Middle class incomes have been declining for 40 years. The number of people earning middle class incomes has declined, and the total share of aggregate household income earned by the middle class has declined as well. According to the Pew Research Center in 1970, 62% of household aggregate income was earned by the middle class. In 2010, this had fallen to 45%. In the same period time, the share of the aggregate income earned by the upper class increased from 29% to 46%. The aggregate share of income for the lower class fell from 10% to 9%. In 1971, 61% percent American adults earned middle class incomes and by 2011, that had fallen to 51%.
The great recession has added injury to, well, injury by causing a decline not only in the earning of the middle class, but by draining their accumulated earnings. In 2007, the median net worth of middle class families was $152,950; by 2010, it had fallen to $93,150. These numbers are again from the Pew Research Center. This means that, largely due to the housing crisis, a typical middle class family in America lost 39% of their median net worth in the course of four years.
To make matters worse for the middle class, the hope for a secure retirement has vanished. Traditional pensions have disappeared, and recent studies show the 401k’s that replaced them have left more than half of Americans without enough money to retire. Combine this with America’s highest in the world health care costs and you get a picture of a very insecure middle class. People who work hard and spend wisely cannot even rely on a place to live anymore with the average cost of homes increasing from $93,400 in 1980 to $119, 600. (In 2000 Dollars, Census) Even when people could afford to buy homes at the increased prices, they found themselves underwater when prices fell.
According to the Pew Research Center, those with only a high school diploma have fallen out of middle class earnings faster than any other group in the period between 2001-2011 with 4.6% of those with only high school diplomas falling into the lower class. This means that to remain economically in the middle class increasingly means going to college.

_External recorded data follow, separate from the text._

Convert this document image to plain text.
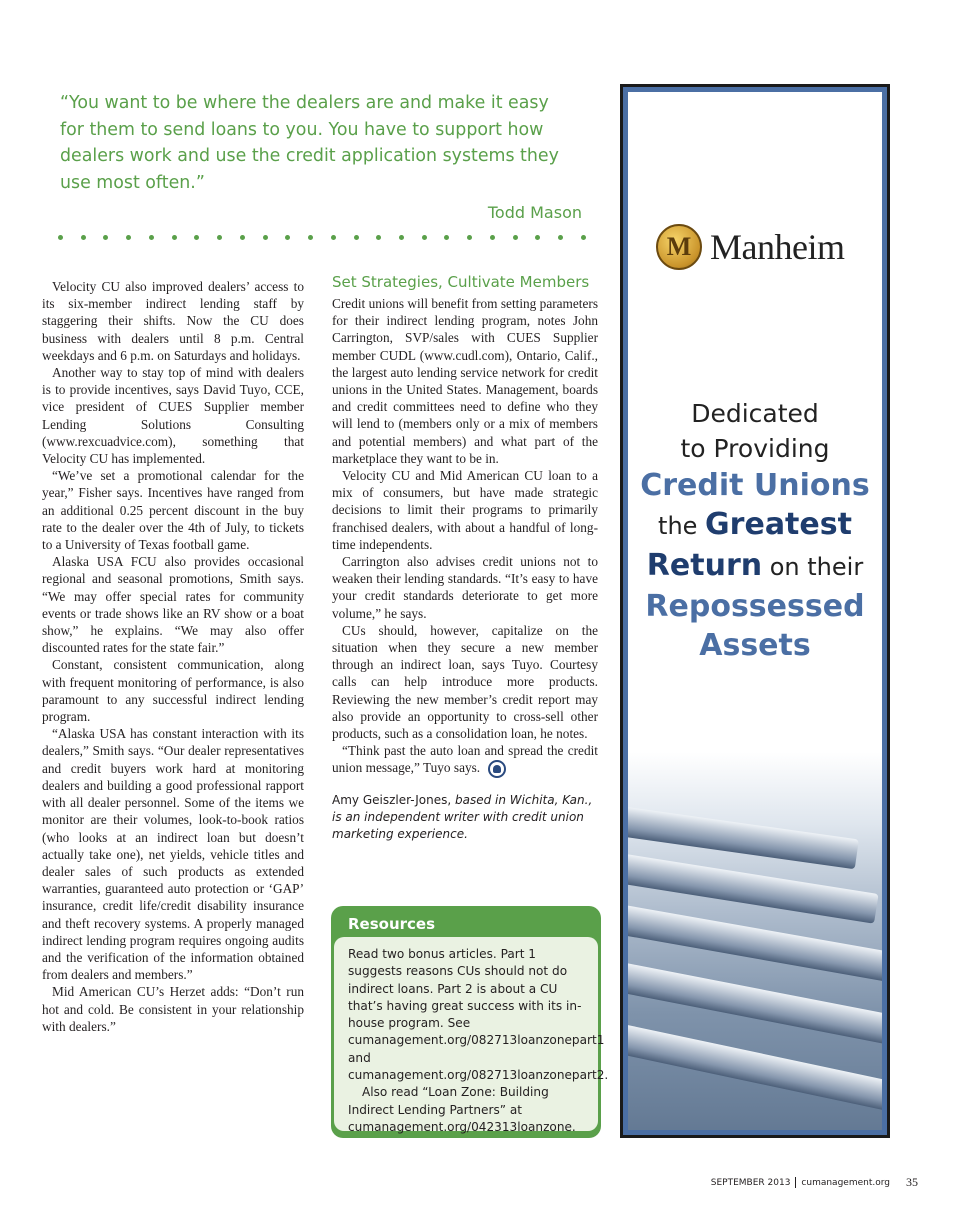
“You want to be where the dealers are and make it easy
for them to send loans to you. You have to support how
dealers work and use the credit application systems they
use most often.”
Todd Mason

Velocity CU also improved dealers’ access to its six-member indirect lending staff by staggering their shifts. Now the CU does business with dealers until 8 p.m. Central weekdays and 6 p.m. on Saturdays and holidays.

Another way to stay top of mind with dealers is to provide incentives, says David Tuyo, CCE, vice president of CUES Supplier member Lending Solutions Consulting (www.rexcuadvice.com), something that Velocity CU has implemented.

“We’ve set a promotional calendar for the year,” Fisher says. Incentives have ranged from an additional 0.25 percent discount in the buy rate to the dealer over the 4th of July, to tickets to a University of Texas football game.

Alaska USA FCU also provides occasional regional and seasonal promotions, Smith says. “We may offer special rates for community events or trade shows like an RV show or a boat show,” he explains. “We may also offer discounted rates for the state fair.”

Constant, consistent communication, along with frequent monitoring of performance, is also paramount to any successful indirect lending program.

“Alaska USA has constant interaction with its dealers,” Smith says. “Our dealer representatives and credit buyers work hard at monitoring dealers and building a good professional rapport with all dealer personnel. Some of the items we monitor are their volumes, look-to-book ratios (who looks at an indirect loan but doesn’t actually take one), net yields, vehicle titles and dealer sales of such products as extended warranties, guaranteed auto protection or ‘GAP’ insurance, credit life/credit disability insurance and theft recovery systems. A properly managed indirect lending program requires ongoing audits and the verification of the information obtained from dealers and members.”

Mid American CU’s Herzet adds: “Don’t run hot and cold. Be consistent in your relationship with dealers.”

Set Strategies, Cultivate Members

Credit unions will benefit from setting parameters for their indirect lending program, notes John Carrington, SVP/sales with CUES Supplier member CUDL (www.cudl.com), Ontario, Calif., the largest auto lending service network for credit unions in the United States. Management, boards and credit committees need to define who they will lend to (members only or a mix of members and potential members) and what part of the marketplace they want to be in.

Velocity CU and Mid American CU loan to a mix of consumers, but have made strategic decisions to limit their programs to primarily franchised dealers, with about a handful of long-time independents.

Carrington also advises credit unions not to weaken their lending standards. “It’s easy to have your credit standards deteriorate to get more volume,” he says.

CUs should, however, capitalize on the situation when they secure a new member through an indirect loan, says Tuyo. Courtesy calls can help introduce more products. Reviewing the new member’s credit report may also provide an opportunity to cross-sell other products, such as a consolidation loan, he notes.

“Think past the auto loan and spread the credit union message,” Tuyo says.

Amy Geiszler-Jones, based in Wichita, Kan., is an independent writer with credit union marketing experience.
Resources

Read two bonus articles. Part 1 suggests reasons CUs should not do indirect loans. Part 2 is about a CU that’s having great success with its in-house program. See cumanagement.org/082713loanzonepart1 and cumanagement.org/082713loanzonepart2.

Also read “Loan Zone: Building Indirect Lending Partners” at cumanagement.org/042313loanzone.

M Manheim
Dedicated
to Providing
Credit Unions
the Greatest
Return on their
Repossessed
Assets
SEPTEMBER 2013 cumanagement.org 35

The problem with this is that at the most affordable of universities, public universities, have seen their tuition rates rise from an average (in 2010 dollars) of $2119 in 1980-81 to $7,605 in 2010-2011. This means for the average American the cost of remaining middle class has more than tripled. Combined with the declining middle class incomes this means that the increased tuition cost has come in the form of more debt that the graduate are less capable of paying off with their decreasing earnings.